Sesaat kemudian, Tim Delta mendeteksi orang yang dicurigai sebagai Al-Baghdady lari menuju sebuah terowongan, dan sesaat kemudian Al-Baghdady meledakkan dirinya dengan sebuah bom, yang menewaskan dirinya dan tiga anaknya. Dan seperti ditegaskan oleh Donald Trump, tidak satupun anggota pasukan Delta penyergap yang tewas dalam operasi. Belakangan diketahui bahwa pasukan Delta hanya menarik/membawa 2 jenazah, dan menangkap seorang anak muda di TKP.

Setelah itu, tim evakuasi yang ikut dalam Tim Delta memerlukan waktu sekitar 4 sampai 5 jam untuk mengumpulkan sisa-sisa tubuh Al-Baghdady dan keluarganya untuk dijadikan barang bukti. Tim melakukan tes DNA di TKP yang berlangsung sekitar 15 menit, dan berhasil mengidentifikasi 7 jenazah, satu di antaranya adalah anak-anak.

Karena itu, informasi yang mengatakan bahwa aksi tembak-menembak berlangsung lebih dari 4 jam mungkin maksudnya adalah rangkaian operasi, sejak penurunan pasukan dari helikopter sampai Tim Delta meninggalkan TKP, seluruhnya berlangsung antara 4 sampai 5 jam.

Menegaskan, diam dan meragukan

Banyak pihak yang langsung menerima keterangan satu pihak dari Amerika Serikat tentang kematian Al-Baghdady. Sebab memang tidak ada pihak lain yang memiliki bukti dan informasi kematian Al-Baghdady selain Amerika Serikat.

Sementara pihak Rusia mengatakan tidak punya informasi tentang operasi Amerika di wilayah Idlib, yang merupakan kawasan untuk mengurangi peningkatan ketegangan (de-escalatiion zones).

Keraguan itu muncul kerena sebelumnya, Al-Baghdady beberapa kali dinyatakan tewas. Pada 16 Juni 2017, Rusia juga pernah mengklaim berhasil menembak mati Al-Baghdady dalam sebuah serangan terhadap sebuah titik di dekat kota Raqqa, Suriah.

Negara-negara lain, termasuk sebagian besar sekutu utama Amerika di Eropa umumnya bersikap diam, no comment terhadap peryataan Donald Trump tentang kematian Al-Baghdady.

Catatan:

Pertama, kampung Barisha di Idlib selama ini dikenal sebagai wilayah yang dikontrol atau dikuasai oleh milisi Hai'ah Tahrir  El-Sham (koalisi yang dibentuk oleh Jabhat Nusrah/JN).
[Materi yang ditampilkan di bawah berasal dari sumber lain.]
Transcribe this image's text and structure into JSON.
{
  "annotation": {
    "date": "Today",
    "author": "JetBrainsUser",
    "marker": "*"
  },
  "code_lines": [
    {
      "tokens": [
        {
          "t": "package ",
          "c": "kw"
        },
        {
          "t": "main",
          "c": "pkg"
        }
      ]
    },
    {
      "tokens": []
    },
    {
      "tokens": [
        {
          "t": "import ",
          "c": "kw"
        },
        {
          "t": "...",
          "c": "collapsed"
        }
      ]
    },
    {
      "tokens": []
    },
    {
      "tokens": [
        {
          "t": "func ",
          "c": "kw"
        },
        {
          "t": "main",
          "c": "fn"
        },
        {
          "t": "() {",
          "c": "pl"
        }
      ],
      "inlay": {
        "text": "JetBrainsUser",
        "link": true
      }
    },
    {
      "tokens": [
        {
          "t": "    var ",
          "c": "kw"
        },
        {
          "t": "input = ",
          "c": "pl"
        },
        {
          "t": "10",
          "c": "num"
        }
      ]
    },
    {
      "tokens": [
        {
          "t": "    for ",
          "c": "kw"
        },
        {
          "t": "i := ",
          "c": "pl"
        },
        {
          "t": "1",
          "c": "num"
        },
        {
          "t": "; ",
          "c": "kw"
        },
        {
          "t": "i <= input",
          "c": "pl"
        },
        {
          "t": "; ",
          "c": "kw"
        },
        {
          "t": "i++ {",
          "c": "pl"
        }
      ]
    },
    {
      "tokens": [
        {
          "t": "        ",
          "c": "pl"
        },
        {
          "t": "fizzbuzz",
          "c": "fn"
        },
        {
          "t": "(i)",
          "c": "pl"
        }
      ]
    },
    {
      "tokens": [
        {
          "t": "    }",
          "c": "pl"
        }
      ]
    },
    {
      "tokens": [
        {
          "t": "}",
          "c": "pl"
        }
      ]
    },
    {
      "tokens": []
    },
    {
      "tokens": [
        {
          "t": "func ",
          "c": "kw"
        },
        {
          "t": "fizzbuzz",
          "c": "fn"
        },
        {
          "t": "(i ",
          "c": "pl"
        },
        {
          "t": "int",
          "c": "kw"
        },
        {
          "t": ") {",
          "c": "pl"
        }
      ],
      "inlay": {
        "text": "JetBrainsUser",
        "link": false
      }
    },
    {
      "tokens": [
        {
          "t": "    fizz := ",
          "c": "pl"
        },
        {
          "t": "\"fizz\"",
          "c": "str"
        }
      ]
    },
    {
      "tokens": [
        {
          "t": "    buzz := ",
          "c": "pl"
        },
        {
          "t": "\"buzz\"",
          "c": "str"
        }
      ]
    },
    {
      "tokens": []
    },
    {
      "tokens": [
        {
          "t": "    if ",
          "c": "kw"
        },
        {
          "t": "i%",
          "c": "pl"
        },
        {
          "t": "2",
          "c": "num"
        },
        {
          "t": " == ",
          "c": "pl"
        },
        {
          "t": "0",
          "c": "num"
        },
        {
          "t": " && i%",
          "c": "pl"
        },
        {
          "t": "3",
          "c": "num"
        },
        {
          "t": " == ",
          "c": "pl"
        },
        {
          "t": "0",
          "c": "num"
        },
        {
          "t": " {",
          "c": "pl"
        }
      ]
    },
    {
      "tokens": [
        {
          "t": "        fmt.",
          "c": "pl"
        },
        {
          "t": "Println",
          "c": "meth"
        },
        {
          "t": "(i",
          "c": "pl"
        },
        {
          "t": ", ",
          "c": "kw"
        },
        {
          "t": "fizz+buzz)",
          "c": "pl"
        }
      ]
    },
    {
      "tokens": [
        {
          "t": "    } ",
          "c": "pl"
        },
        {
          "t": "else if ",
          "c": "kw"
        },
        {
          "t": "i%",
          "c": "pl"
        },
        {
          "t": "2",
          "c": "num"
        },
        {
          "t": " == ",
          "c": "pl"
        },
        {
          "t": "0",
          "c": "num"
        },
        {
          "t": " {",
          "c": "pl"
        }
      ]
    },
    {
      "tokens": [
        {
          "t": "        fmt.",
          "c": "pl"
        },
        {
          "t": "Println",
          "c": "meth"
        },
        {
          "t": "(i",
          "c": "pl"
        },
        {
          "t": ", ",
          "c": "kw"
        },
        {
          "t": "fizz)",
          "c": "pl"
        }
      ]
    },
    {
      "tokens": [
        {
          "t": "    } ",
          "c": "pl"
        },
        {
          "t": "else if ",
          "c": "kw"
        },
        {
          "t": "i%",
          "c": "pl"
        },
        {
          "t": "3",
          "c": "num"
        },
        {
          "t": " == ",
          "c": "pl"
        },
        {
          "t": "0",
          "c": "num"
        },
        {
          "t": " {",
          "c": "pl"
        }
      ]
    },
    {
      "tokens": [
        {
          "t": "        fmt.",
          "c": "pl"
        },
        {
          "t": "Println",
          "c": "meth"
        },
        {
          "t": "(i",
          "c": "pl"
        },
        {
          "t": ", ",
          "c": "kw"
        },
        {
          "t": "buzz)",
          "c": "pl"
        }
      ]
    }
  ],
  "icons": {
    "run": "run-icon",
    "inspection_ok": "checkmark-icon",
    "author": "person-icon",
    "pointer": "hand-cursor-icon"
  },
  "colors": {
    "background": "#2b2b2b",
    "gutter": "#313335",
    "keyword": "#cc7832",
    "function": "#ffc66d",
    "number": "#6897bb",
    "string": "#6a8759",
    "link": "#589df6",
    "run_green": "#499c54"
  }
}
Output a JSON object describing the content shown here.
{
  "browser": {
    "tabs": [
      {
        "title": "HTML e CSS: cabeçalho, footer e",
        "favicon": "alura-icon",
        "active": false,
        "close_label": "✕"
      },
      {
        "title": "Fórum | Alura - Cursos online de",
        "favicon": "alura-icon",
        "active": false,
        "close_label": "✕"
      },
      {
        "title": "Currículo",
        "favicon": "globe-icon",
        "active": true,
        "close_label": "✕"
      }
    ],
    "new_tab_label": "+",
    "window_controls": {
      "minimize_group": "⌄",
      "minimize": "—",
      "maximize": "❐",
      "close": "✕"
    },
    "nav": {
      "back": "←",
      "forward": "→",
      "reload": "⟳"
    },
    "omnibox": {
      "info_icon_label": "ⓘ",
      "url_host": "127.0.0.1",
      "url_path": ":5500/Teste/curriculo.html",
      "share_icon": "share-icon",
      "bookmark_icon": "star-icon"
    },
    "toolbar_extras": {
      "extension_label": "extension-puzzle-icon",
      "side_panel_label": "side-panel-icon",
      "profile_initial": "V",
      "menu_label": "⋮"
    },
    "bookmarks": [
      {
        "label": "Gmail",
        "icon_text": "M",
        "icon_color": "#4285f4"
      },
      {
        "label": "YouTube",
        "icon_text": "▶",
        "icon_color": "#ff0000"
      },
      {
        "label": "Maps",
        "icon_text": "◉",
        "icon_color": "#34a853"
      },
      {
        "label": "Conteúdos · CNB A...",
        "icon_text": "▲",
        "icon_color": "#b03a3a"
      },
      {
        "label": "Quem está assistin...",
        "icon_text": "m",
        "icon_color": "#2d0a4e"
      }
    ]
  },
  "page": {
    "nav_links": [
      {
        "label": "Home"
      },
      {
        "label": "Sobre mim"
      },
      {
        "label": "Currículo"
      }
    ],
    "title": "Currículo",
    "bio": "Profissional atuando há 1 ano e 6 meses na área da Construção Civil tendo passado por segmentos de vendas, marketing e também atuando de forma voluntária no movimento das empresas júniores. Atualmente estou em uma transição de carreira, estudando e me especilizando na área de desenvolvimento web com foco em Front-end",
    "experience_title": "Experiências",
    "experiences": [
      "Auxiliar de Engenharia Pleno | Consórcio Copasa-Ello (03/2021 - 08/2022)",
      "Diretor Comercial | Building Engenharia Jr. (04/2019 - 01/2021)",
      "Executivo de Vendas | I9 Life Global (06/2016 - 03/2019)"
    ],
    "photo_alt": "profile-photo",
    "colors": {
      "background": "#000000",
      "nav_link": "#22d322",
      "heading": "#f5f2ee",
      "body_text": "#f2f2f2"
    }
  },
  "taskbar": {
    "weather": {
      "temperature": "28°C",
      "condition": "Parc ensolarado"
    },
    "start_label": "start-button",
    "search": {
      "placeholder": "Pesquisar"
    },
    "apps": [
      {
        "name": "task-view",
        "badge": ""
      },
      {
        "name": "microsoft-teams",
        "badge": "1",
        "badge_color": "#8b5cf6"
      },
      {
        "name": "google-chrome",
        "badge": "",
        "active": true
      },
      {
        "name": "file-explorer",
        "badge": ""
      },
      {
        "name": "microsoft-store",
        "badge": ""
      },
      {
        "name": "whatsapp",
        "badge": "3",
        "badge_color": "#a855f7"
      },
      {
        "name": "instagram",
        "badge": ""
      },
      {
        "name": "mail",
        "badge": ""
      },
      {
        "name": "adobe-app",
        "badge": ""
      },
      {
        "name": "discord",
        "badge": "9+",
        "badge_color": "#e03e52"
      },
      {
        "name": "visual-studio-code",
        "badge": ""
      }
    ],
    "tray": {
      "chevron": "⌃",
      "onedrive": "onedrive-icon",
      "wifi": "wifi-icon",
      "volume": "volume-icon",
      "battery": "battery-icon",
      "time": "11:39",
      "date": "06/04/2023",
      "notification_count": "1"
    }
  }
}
Dan kita tahu, JN adalah musuh bebuyutan IS. Artinya, Al-Baghdady bersembunyi di wilayah yang dikuasai musuhnya. Di beberapa negara, termasuk di Indonesia, para buronan kelompok teroris biasanya memang memilih lokasi yang tidak diperkirakan: kadang memilih tempat sembunyi di dekat instansi keamanan, seperti kasus Osama bin Laden yang justru bersembunyi di rumah yang tak jauh dari akademi militer di Abottabad, Pakistan.

Pemilihan kampung Barisha sebagai lokasi persembunyian , yang nota bene dekat dengan perbatasan Suriah-Turki, juga menunjukkan bahwa Al-Baghdady tampaknya sedang mempersiapkan diri untuk menyeberang dari Suriah ke Turki.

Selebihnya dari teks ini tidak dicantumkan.